Das Studentenwerk Leipzig saniert kommendes Jahr seine größte Studentenwohnanlage. Von März bis September 2020 fließen 1,6 Millionen Euro in den Wohnheimkomplex in der Straße des 18. Oktober, Hausnummern 23 bis 33. 1090 Studierende leben dort. Die sächsische Staatsregierung hatte bereits im Doppelhaushalt 2019/20 zugesichert, den vier Studentenwerken in Leipzig, Dresden, Chemnitz-Zwickau und Freiberg 2020 zusammen sieben Millionen Euro für Investitionen zuzuschießen. In einer gemeinsamen Zielvereinbarung haben sich die aus dem Amt scheidende Wissenschaftsministerin Eva-Maria Stange (SPD) und die Studentenwerke nun über die genaue Verteilung geeinigt.

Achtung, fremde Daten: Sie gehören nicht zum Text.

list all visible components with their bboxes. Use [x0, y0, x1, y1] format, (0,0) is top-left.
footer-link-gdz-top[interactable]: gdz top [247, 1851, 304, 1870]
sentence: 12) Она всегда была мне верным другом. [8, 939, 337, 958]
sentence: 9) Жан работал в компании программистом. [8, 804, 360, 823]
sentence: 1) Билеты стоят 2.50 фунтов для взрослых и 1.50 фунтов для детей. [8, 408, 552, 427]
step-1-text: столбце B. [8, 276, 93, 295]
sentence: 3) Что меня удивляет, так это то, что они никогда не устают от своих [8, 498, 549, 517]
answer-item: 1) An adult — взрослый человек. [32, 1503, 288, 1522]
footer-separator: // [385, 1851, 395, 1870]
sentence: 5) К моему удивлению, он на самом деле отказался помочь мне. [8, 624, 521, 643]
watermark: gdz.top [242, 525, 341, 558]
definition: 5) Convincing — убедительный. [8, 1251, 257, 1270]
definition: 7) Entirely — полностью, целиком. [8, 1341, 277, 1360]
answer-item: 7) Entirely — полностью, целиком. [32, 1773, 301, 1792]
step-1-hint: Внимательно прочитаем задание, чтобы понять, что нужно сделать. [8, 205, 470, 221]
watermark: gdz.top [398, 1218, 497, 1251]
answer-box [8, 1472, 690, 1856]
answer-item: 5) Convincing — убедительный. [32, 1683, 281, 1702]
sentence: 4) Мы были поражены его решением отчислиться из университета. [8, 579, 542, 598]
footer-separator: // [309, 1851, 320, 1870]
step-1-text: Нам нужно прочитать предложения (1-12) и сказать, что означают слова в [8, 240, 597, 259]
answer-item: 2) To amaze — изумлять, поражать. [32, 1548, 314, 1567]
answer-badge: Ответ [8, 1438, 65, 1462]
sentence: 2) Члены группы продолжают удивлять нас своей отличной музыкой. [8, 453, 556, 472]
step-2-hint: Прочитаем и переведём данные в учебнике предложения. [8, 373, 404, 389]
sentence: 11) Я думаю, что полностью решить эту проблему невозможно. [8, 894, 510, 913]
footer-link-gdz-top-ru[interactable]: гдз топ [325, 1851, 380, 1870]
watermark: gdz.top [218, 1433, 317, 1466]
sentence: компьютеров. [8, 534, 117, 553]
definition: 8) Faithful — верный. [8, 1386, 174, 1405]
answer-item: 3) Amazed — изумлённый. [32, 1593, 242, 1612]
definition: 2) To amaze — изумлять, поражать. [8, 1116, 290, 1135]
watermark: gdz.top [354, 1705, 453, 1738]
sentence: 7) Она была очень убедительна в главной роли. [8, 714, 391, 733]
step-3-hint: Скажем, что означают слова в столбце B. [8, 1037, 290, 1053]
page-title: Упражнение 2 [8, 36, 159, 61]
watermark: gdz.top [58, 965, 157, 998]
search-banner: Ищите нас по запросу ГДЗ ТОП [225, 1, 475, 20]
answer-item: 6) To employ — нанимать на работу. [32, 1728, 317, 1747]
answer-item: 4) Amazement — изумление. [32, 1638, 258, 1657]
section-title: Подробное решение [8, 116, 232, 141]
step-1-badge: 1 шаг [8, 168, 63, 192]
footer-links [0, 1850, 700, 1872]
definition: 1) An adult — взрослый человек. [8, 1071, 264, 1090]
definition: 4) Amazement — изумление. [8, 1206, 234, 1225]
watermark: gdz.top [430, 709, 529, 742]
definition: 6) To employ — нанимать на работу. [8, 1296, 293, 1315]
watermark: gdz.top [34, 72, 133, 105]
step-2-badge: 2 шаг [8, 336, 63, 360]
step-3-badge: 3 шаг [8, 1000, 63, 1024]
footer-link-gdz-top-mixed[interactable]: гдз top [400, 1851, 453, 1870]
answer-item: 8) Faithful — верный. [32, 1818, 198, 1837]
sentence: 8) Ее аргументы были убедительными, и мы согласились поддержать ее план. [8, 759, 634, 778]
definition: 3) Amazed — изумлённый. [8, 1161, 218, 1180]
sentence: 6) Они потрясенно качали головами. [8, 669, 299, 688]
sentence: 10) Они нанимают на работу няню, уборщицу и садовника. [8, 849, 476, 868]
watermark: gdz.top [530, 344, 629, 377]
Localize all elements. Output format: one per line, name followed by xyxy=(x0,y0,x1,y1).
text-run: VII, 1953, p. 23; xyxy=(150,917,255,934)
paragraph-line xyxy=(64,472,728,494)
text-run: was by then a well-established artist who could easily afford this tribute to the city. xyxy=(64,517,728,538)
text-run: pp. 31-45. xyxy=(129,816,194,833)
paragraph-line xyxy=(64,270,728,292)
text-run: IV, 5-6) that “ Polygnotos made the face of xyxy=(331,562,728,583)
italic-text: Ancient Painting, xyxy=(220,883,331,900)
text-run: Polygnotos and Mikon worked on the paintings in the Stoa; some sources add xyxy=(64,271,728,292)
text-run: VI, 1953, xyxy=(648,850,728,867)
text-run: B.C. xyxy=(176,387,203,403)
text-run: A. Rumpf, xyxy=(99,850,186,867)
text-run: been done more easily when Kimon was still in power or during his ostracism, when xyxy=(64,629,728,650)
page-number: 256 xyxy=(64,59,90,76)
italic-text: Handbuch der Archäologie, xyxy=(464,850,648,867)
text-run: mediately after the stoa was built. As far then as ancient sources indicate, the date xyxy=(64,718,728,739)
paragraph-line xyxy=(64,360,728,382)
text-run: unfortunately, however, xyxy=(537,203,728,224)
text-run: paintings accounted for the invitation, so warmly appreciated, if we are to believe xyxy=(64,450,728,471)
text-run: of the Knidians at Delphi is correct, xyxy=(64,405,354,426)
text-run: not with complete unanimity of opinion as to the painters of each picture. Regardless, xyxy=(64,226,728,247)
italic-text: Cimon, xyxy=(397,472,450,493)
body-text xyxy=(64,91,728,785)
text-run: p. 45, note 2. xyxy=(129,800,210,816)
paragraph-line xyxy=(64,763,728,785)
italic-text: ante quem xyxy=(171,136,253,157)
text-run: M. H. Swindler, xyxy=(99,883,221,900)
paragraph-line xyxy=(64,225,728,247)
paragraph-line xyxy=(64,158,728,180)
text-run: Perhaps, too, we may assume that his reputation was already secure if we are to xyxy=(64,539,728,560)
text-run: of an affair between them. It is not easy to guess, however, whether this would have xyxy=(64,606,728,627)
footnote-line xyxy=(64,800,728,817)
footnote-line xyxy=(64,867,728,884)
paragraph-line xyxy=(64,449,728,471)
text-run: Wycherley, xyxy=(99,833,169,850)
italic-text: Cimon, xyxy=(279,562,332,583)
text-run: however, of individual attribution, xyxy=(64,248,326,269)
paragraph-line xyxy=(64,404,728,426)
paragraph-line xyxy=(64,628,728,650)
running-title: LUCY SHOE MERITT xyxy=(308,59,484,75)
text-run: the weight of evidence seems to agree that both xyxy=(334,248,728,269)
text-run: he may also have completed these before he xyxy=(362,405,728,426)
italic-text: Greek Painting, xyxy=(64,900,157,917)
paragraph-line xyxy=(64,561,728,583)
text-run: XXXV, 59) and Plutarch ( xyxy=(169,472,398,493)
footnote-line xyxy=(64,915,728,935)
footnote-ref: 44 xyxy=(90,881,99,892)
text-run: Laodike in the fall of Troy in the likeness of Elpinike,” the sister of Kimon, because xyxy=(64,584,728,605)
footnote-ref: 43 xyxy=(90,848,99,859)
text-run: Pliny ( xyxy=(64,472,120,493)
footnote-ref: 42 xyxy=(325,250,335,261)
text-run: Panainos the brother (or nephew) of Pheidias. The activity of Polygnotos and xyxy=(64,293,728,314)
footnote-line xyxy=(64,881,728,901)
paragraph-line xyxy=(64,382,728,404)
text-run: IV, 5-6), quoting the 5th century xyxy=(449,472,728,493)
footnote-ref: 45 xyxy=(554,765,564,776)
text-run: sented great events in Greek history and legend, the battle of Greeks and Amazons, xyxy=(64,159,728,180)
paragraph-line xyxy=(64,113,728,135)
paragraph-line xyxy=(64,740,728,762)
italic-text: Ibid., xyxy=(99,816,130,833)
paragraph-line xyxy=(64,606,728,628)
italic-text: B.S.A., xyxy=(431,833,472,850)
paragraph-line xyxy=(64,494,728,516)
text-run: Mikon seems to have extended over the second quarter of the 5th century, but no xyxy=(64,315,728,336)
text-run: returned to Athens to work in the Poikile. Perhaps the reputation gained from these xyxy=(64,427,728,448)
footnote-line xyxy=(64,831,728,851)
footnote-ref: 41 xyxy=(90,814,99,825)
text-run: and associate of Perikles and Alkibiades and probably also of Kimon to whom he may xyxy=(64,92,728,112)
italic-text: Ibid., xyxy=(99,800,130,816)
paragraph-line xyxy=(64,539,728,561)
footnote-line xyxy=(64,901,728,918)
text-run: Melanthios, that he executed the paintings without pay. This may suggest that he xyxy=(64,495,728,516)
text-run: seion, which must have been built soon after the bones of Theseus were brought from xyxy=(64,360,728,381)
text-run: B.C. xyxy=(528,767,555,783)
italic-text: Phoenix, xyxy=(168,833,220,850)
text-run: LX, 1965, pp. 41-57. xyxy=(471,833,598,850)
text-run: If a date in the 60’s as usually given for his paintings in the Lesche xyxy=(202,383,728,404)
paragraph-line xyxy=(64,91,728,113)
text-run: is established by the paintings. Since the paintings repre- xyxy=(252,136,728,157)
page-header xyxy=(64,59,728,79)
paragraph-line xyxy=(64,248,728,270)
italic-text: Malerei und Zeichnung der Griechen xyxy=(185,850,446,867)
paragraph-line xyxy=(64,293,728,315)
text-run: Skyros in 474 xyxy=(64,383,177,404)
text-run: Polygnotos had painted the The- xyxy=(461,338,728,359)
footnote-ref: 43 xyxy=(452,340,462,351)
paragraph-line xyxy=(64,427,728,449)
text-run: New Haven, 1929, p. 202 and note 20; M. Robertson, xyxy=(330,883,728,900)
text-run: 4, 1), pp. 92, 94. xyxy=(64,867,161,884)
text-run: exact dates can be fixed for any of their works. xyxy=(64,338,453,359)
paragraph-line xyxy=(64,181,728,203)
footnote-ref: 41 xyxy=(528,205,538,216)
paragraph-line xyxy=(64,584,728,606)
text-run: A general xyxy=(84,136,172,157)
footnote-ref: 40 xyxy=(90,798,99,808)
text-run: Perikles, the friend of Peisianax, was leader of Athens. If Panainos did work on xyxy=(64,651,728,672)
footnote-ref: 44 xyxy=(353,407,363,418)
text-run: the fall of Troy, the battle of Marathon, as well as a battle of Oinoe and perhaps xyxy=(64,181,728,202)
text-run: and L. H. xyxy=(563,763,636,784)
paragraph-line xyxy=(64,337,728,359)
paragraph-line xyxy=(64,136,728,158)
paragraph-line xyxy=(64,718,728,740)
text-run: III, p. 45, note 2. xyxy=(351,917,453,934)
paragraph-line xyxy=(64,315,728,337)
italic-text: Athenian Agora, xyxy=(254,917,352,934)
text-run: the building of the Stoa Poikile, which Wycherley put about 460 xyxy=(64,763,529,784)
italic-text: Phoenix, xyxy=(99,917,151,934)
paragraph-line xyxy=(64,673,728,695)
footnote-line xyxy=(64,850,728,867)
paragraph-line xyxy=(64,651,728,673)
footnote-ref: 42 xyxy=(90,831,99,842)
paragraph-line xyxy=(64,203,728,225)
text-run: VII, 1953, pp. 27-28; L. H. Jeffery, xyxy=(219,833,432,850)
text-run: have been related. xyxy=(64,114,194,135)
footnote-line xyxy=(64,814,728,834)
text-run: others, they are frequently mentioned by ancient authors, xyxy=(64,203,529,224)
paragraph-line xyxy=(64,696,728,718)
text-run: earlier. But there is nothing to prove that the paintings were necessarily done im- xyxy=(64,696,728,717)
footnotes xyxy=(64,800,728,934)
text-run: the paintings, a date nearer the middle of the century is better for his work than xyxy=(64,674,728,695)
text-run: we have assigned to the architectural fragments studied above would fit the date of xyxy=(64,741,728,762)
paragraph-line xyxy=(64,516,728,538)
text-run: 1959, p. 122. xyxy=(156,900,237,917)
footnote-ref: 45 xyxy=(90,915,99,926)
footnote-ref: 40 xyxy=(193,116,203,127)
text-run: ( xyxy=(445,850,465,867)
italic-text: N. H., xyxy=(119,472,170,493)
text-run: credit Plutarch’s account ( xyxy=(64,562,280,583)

Den Studenten bleibt eine Mieterhöhung erspart

Demnacherhält das Studentenwerk Leipzig 2,4 Millionen Euro, wovon 1,6 Millionen Euro in das besagte Objekt fließen. Die 1970 erbauten Wohnheime in der Straße des 18. Oktober wurden zwischen 1994 und 1996 erstmals saniert. Nach mehr als 20 Jahren sei eine erneute Modernisierung fällig, so das Studentenwerk. Aus eigenen Mitteln hat es 2016/17 bereits die Hausnummern 25 und 29 instandgesetzt. Nun steht in den übrigen Gebäuden die Erneuerung von Haustechnik, Sanitäranlagen, Küchen, Fußböden und Möblierung an. Ohne öffentliche Förderung würde daraus jedoch eine rechnerische Mieterhöhung von 28 Euro pro Platz und Monat resultieren. Der Wiederbezug ist für Beginn des Wintersemesters 2019/20 geplant.

„Investitionen in die Anziehungskraft als Studienstandort“

Geschäftsführerin Andrea Diekhof äußert sich „sehr erleichtert“ über das „wichtige Signal“ des Freistaats, wie sie sagt: „Dies ist zwingend erforderlich, um die sozialen Mietpreise in Leipzigs Studentenwohnheimen trotz der in den kommenden Jahren anstehenden Modernisierungsbedarfe zu erhalten.“ Ministerin Stange sieht das ähnlich: „Die vorgesehenen Investitionen sind Investitionen in die Anziehungskraft Sachsens als Studienstandort“, sagt sie. Bei der jüngsten Landtagswahl hat die 62-Jährige nicht mehr für ein Mandat kandidiert.